About Solitude Adventurer
Nous maintenons l’étrave face au courant au large de Mioskon tandis que la première lumière effleure les pitons calcaires de Wayag. Avec ses 36 mètres, Solitude Adventurer n’est pas le plus grand navire ici, mais son tirant d’eau et la conception de sa coque nous permettent d’ancrer près des passes où les marées concentrent les bancs de poissons et attirent les requins de récif. J’ai commandé six saisons à Raja Ampat, et ce bateau mérite son nom : il est conçu pour tenir sa position en silence pendant que les plongeurs dérivent le long des parois où les coraux mous ondulent au rythme du ressac.

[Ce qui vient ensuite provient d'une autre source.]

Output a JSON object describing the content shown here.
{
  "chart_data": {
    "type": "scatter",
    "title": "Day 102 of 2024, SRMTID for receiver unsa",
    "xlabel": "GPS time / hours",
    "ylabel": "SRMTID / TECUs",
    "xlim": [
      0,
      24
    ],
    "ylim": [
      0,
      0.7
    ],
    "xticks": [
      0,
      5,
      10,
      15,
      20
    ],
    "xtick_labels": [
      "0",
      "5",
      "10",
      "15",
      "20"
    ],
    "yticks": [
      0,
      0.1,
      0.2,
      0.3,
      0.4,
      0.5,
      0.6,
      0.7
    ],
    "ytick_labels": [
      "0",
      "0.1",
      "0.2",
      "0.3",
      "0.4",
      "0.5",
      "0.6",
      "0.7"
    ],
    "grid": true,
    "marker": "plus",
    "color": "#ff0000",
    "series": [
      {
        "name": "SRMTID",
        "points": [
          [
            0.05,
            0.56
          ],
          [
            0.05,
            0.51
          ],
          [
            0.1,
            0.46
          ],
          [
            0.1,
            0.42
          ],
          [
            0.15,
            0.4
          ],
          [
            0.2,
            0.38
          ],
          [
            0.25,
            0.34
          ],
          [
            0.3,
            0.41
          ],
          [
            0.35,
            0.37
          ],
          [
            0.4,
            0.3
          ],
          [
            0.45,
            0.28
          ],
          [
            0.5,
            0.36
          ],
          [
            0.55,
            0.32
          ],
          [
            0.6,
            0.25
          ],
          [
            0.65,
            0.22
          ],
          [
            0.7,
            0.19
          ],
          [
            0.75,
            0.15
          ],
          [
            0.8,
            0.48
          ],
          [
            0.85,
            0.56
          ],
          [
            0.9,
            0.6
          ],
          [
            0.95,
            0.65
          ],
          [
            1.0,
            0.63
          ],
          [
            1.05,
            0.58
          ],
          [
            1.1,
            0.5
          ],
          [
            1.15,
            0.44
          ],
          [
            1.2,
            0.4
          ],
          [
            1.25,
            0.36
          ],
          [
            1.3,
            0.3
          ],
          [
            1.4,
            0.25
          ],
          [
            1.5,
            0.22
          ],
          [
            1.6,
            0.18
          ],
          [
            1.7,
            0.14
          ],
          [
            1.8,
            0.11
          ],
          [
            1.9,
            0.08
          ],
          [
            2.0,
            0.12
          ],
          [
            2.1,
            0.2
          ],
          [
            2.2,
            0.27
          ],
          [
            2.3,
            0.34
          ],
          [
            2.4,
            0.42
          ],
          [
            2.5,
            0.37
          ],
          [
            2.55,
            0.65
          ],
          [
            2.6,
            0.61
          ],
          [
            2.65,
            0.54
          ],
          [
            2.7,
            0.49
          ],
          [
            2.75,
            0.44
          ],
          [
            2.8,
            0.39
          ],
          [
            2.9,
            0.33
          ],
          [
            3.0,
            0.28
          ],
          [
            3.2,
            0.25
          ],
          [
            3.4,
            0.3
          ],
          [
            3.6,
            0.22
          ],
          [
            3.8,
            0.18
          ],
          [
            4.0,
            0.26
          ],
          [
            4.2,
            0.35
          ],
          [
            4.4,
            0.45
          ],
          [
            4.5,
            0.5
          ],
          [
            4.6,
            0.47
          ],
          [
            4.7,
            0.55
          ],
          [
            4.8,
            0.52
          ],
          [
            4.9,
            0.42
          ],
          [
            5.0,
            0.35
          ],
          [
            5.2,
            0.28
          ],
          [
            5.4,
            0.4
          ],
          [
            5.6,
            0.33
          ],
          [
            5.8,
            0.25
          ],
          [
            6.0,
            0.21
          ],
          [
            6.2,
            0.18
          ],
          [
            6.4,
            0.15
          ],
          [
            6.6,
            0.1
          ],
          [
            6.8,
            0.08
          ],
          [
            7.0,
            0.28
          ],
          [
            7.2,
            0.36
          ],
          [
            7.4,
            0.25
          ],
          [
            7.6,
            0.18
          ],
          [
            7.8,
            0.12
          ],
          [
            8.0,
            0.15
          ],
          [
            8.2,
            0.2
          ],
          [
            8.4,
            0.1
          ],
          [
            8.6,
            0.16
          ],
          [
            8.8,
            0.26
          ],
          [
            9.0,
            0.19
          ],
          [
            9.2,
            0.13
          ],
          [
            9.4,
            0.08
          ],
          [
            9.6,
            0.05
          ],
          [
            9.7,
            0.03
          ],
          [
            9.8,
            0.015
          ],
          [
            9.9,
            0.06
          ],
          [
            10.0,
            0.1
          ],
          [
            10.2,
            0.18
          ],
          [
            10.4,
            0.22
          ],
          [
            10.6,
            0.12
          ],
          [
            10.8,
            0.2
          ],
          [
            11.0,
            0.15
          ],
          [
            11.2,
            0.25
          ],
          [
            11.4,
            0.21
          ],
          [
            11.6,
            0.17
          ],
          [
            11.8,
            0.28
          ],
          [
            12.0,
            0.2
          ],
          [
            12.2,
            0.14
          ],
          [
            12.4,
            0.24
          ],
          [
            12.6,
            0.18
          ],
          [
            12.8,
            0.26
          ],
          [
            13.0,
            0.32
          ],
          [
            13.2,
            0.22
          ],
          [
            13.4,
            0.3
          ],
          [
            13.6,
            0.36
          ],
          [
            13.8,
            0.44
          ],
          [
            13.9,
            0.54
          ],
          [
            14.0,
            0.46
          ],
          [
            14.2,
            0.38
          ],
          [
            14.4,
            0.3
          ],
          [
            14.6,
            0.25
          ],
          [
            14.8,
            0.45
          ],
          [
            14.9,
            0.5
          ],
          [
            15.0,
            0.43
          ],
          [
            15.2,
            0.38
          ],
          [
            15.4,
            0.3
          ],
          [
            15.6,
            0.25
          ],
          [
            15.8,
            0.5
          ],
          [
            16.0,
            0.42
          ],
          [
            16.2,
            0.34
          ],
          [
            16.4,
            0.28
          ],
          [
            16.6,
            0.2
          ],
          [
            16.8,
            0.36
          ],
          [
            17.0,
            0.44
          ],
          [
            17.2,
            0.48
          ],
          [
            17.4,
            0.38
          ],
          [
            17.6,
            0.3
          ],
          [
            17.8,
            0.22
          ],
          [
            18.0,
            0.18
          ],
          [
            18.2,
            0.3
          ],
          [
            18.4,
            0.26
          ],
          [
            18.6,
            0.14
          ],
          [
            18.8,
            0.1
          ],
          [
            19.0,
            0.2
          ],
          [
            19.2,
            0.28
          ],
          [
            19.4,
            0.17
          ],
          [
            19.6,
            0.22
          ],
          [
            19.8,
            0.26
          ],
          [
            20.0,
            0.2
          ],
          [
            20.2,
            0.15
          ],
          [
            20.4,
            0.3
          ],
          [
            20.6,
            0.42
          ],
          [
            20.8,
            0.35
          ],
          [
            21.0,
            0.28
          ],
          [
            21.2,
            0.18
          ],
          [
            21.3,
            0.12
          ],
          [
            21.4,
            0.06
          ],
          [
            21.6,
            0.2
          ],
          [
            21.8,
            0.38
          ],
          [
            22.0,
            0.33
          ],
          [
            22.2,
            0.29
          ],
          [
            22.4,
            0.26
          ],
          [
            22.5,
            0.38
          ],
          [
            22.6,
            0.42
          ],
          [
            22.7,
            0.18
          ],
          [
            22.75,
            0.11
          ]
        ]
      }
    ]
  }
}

Elle navigue pour un maximum de huit invités répartis dans huit cabines, ce qui signifie que notre pont plongée reste toujours serein. Nous calons nos entrées à l’eau pour éviter la houle de midi à Blue Magic, où les grandes cohortes de perroquets napolitons stationnent près de la falaise. La plateforme s’abaisse lentement — pas de précipitation, pas de cris. Notre équipage de six personnes inclut deux moniteurs ayant réalisé plus de 1 200 plongées dans ces détroits. Ils vous briefent sur les courants locaux, pas seulement sur les points d’intérêt. Vous entendrez parler du jusant au Cape Kri, comment il remonte les nutriments le long de la paroi, attirant les wobbegongs à portée de main.

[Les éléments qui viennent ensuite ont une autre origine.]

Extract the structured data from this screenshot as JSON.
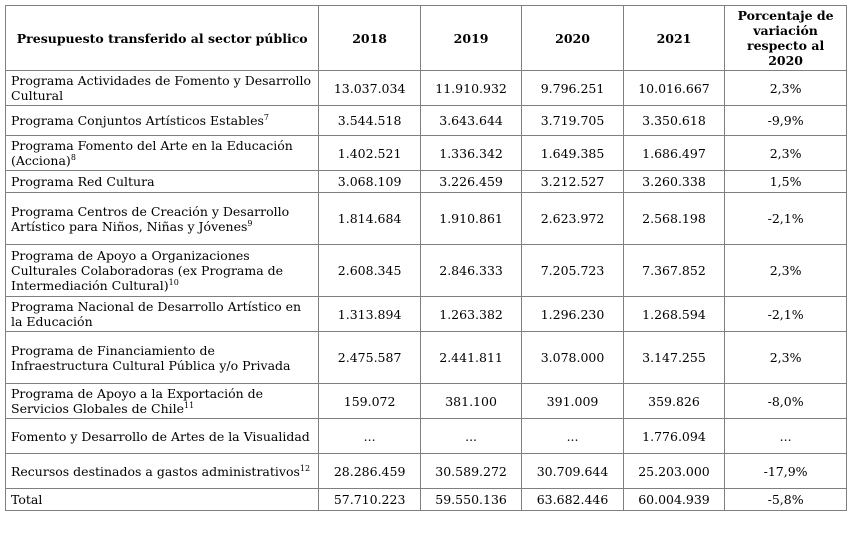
{
  "table": {
    "headers": {
      "name": "Presupuesto transferido al sector público",
      "y2018": "2018",
      "y2019": "2019",
      "y2020": "2020",
      "y2021": "2021",
      "pct": "Porcentaje de variación respecto al 2020"
    },
    "rows": [
      {
        "name": "Programa Actividades de Fomento y Desarrollo Cultural",
        "note": "",
        "v2018": "13.037.034",
        "v2019": "11.910.932",
        "v2020": "9.796.251",
        "v2021": "10.016.667",
        "pct": "2,3%"
      },
      {
        "name": "Programa Conjuntos Artísticos Estables",
        "note": "7",
        "v2018": "3.544.518",
        "v2019": "3.643.644",
        "v2020": "3.719.705",
        "v2021": "3.350.618",
        "pct": "-9,9%"
      },
      {
        "name": "Programa Fomento del Arte en la Educación (Acciona)",
        "note": "8",
        "v2018": "1.402.521",
        "v2019": "1.336.342",
        "v2020": "1.649.385",
        "v2021": "1.686.497",
        "pct": "2,3%"
      },
      {
        "name": "Programa Red Cultura",
        "note": "",
        "v2018": "3.068.109",
        "v2019": "3.226.459",
        "v2020": "3.212.527",
        "v2021": "3.260.338",
        "pct": "1,5%"
      },
      {
        "name": "Programa Centros de Creación y Desarrollo Artístico para Niños, Niñas y Jóvenes",
        "note": "9",
        "v2018": "1.814.684",
        "v2019": "1.910.861",
        "v2020": "2.623.972",
        "v2021": "2.568.198",
        "pct": "-2,1%"
      },
      {
        "name": "Programa de Apoyo a Organizaciones Culturales Colaboradoras (ex Programa de Intermediación Cultural)",
        "note": "10",
        "v2018": "2.608.345",
        "v2019": "2.846.333",
        "v2020": "7.205.723",
        "v2021": "7.367.852",
        "pct": "2,3%"
      },
      {
        "name": "Programa Nacional de Desarrollo Artístico en la Educación",
        "note": "",
        "v2018": "1.313.894",
        "v2019": "1.263.382",
        "v2020": "1.296.230",
        "v2021": "1.268.594",
        "pct": "-2,1%"
      },
      {
        "name": "Programa de Financiamiento de Infraestructura Cultural Pública y/o Privada",
        "note": "",
        "v2018": "2.475.587",
        "v2019": "2.441.811",
        "v2020": "3.078.000",
        "v2021": "3.147.255",
        "pct": "2,3%"
      },
      {
        "name": "Programa de Apoyo a la Exportación de Servicios Globales de Chile",
        "note": "11",
        "v2018": "159.072",
        "v2019": "381.100",
        "v2020": "391.009",
        "v2021": "359.826",
        "pct": "-8,0%"
      },
      {
        "name": "Fomento y Desarrollo de Artes de la Visualidad",
        "note": "",
        "v2018": "...",
        "v2019": "...",
        "v2020": "...",
        "v2021": "1.776.094",
        "pct": "..."
      },
      {
        "name": "Recursos destinados a gastos administrativos",
        "note": "12",
        "v2018": "28.286.459",
        "v2019": "30.589.272",
        "v2020": "30.709.644",
        "v2021": "25.203.000",
        "pct": "-17,9%"
      },
      {
        "name": "Total",
        "note": "",
        "v2018": "57.710.223",
        "v2019": "59.550.136",
        "v2020": "63.682.446",
        "v2021": "60.004.939",
        "pct": "-5,8%"
      }
    ]
  }
}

Les invités embarquent en sachant que Raja Ampat ne sacrifie pas l’accès au confort. Le pont supérieur est ouvert, avec des transats ombragés orientés à l’ouest pour profiter du coucher de soleil entre Batanta et Salawati. Pas de cinéma intérieur ni de salle de sport — à la place, une table de navigation dans le salon où vous pouvez discuter avec le capitaine de notre route vers Arborek ou les îles J Fam. Les repas sont servis en mode familial : mahi-mahi grillé pêché le matin même, papaye de Kri, sambal préparé frais chaque jour. Rien de réchauffé dans un chauffe-plat.
Au troisième jour, la plupart des groupes sont prêts à regagner Sorong, mais nous ferons un détour par Mioskon si la houle est inférieure à 1,5 mètre. Ce site n’est pas sur tous les itinéraires, mais quand les conditions sont réunies, cela vaut le détour — les requins de récif tournent autour du piton à 18 mètres, et les coraux mous brillent en bleu sous la lampe. Nous remontons à 17h30, nettoyons ensemble le matériel, puis servons du thé au gingembre chaud sur le pont tandis que le ciel s’embrase derrière les mangroves.
Ce n’est pas un hôtel flottant avec une option plongée en sus. Solitude Adventurer fonctionne comme un navire opérationnel, rigoureux. Nous consultons chaque matin les prévisions météo de BMKG, changeons d’itinéraire si le vent dépasse 20 nœuds dans le détroit, et emportons toujours un zodiac de secours au cas où le principal s’abîmerait sur un corail. Notre kit d’oxygène est inspecté chaque semaine, pas seulement à l’arrivée des invités. Si la marée ne permet pas d’accéder à Wayag, nous jetons l’ancre à Yenbuba — moins photographié, mais tout aussi riche en hippocampes nains et poisson-grenouille fantôme.